Ingleside native takes long, winding path back to Olympic wrestling mat
Just three years ago, Team USA Olympic wrestler Daniel Dennis had made a decision to step away from the sport he loved.
Back, arm and neck injuries sapped his strength and his willpower, and the former two-time NCAA All-American out of the University of Iowa was so certain he was finished with wrestling that he made a surprising decision.
Dennis hopped in his old, worn-out pickup truck, and with nothing more than a couple of hundred bucks to his name, left Iowa and made his way west. His goal of soul searching led the Ingleside, Illinois, native to living out of that beat-up Ford F-150 as he toured through Idaho, Wyoming, Colorado and Utah, where he read, reminisced and planned his next move, all the while sleeping under the stars.
In between rock-climbing adventures, he managed to teach at enough wrestling camps to fund his next jaunt, sometimes making as much as a grand or two to get him to his next stop. His ultimate goal, he thought, was to make it all the way to California, where he was considering taking a high school wrestling coach position.
Dennis finally made it to San Francisco, where he took a gig as an assistant coach while also working odd jobs at a gas station and as a roofer before a wrestling tournament back east caught his attention. Dennis decided to make his way to Pittsburgh, where he won $2,500 for cleaning up his bracket.

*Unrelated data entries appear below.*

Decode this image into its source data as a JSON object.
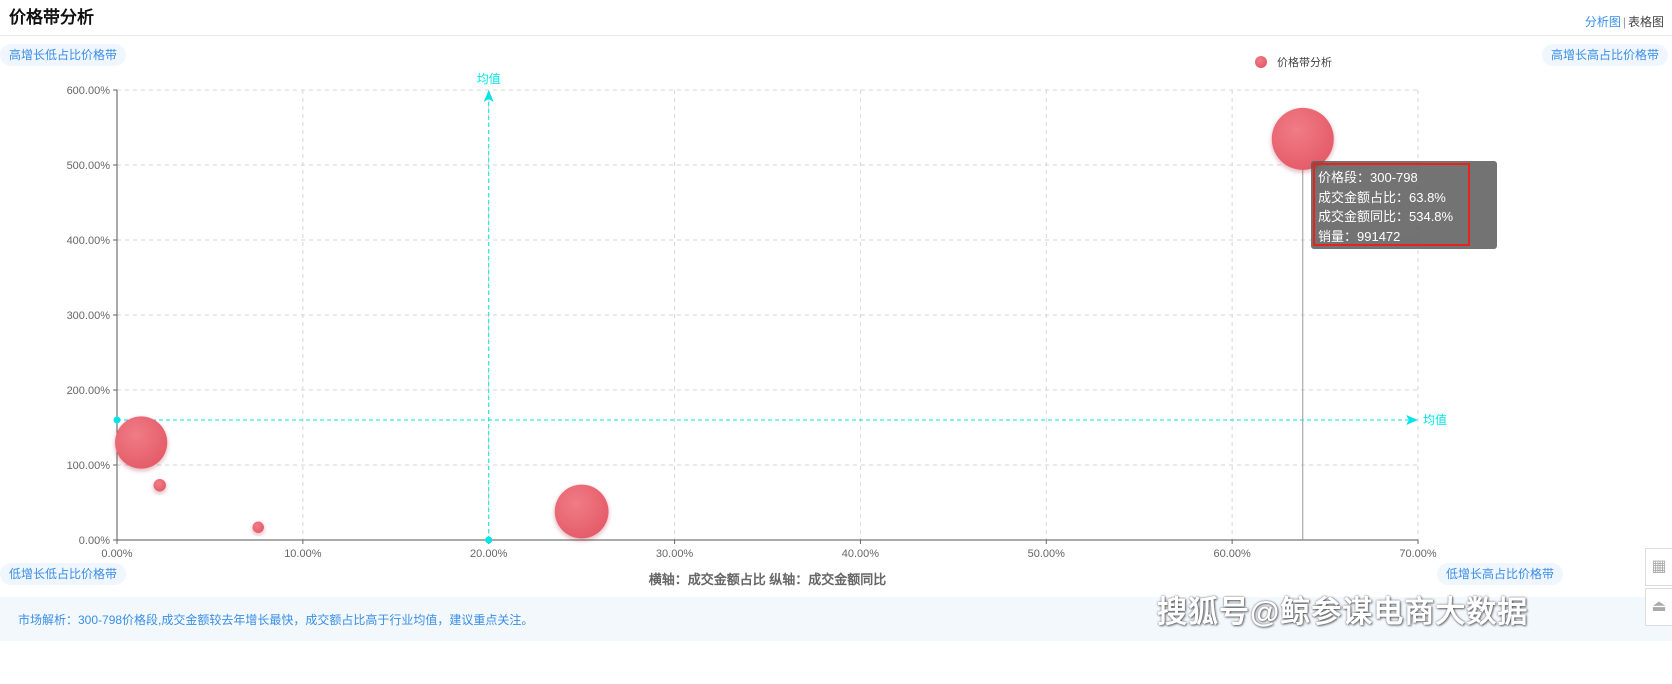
{
  "header": {
    "title": "价格带分析",
    "view_analysis": "分析图",
    "view_separator": "|",
    "view_table": "表格图"
  },
  "quadrants": {
    "top_left": "高增长低占比价格带",
    "top_right": "高增长高占比价格带",
    "bottom_left": "低增长低占比价格带",
    "bottom_right": "低增长高占比价格带"
  },
  "tooltip": {
    "line1": "价格段：300-798",
    "line2": "成交金额占比：63.8%",
    "line3": "成交金额同比：534.8%",
    "line4": "销量：991472"
  },
  "footer": {
    "analysis": "市场解析：300-798价格段,成交金额较去年增长最快，成交额占比高于行业均值，建议重点关注。"
  },
  "watermark": "搜狐号@鲸参谋电商大数据",
  "colors": {
    "accent": "#3a8ee6",
    "bubble": "#e45a67",
    "mean_line": "#00e5e5",
    "tooltip_border": "#e8231b"
  },
  "chart_data": {
    "type": "scatter",
    "xlabel": "横轴：成交金额占比",
    "ylabel": "纵轴：成交金额同比",
    "axis_caption": "横轴：成交金额占比  纵轴：成交金额同比",
    "xlim": [
      0,
      70
    ],
    "ylim": [
      0,
      600
    ],
    "x_ticks": [
      "0.00%",
      "10.00%",
      "20.00%",
      "30.00%",
      "40.00%",
      "50.00%",
      "60.00%",
      "70.00%"
    ],
    "y_ticks": [
      "0.00%",
      "100.00%",
      "200.00%",
      "300.00%",
      "400.00%",
      "500.00%",
      "600.00%"
    ],
    "grid": true,
    "legend": {
      "position": "top-right",
      "entries": [
        "价格带分析"
      ]
    },
    "series": [
      {
        "name": "价格带分析",
        "points": [
          {
            "x": 63.8,
            "y": 534.8,
            "size": 991472,
            "label": "300-798"
          },
          {
            "x": 25.0,
            "y": 38,
            "size": 880000
          },
          {
            "x": 1.3,
            "y": 130,
            "size": 860000
          },
          {
            "x": 2.3,
            "y": 73,
            "size": 260000
          },
          {
            "x": 7.6,
            "y": 17,
            "size": 240000
          }
        ]
      }
    ],
    "mean_lines": {
      "label": "均值",
      "x": 20.0,
      "y": 160
    },
    "highlight_x": 63.8
  }
}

Dennis used the money to buy himself a home -- a 26-foot trailer with no TV, Internet or heat. He was still roughing it.
That tournament did another thing too. It gave him confidence, and it got him thinking. So much so that at the urging of an old friend and teammate, he decided to enter the U.S. Open in 2015. He knew many of the guys topping off the rankings, and despite so much time away from the sport, he was convinced he could beat them.
Dennis finished fourth in the open, making it all the way to the semifinals before losing to former Olympic medalist Coleman Scott. The success (and the failure) motivated Dennis to continue competing, and at the urging of Iowa Associate Head Coach Terry Brands, Dennis entered the World Team Trials in 2015.

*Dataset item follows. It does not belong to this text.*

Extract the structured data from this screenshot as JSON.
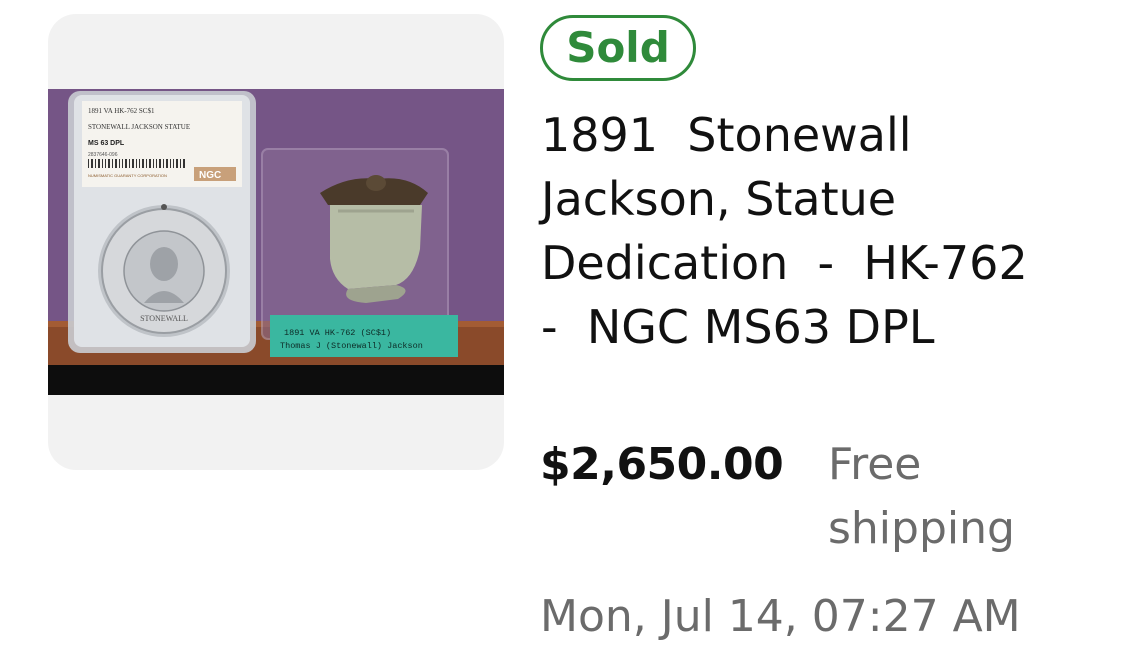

There, he managed to avenge his defeat to Scott before ultimately losing in the Finals, but his strong performance, despite not training consistently, led to talk of the Olympic trials. Dennis decided to move back to Iowa, where he would train full time for the trials, which took place in April. To no one's surprise, not only did Dennis qualify, he was the Trial Tournament champion. He topped that off by also winning the 2016 U.S. Open as well.
Now Dennis heads into the Summer Games in Rio as the top-rated grappler at 125.5 pounds. If this journey of self-discovery and a successful comeback are any indication, it would be a mistake to bet against him on the world stage. The $250,000 in bonus money that goes to the gold medal winner would buy one heck of a new truck.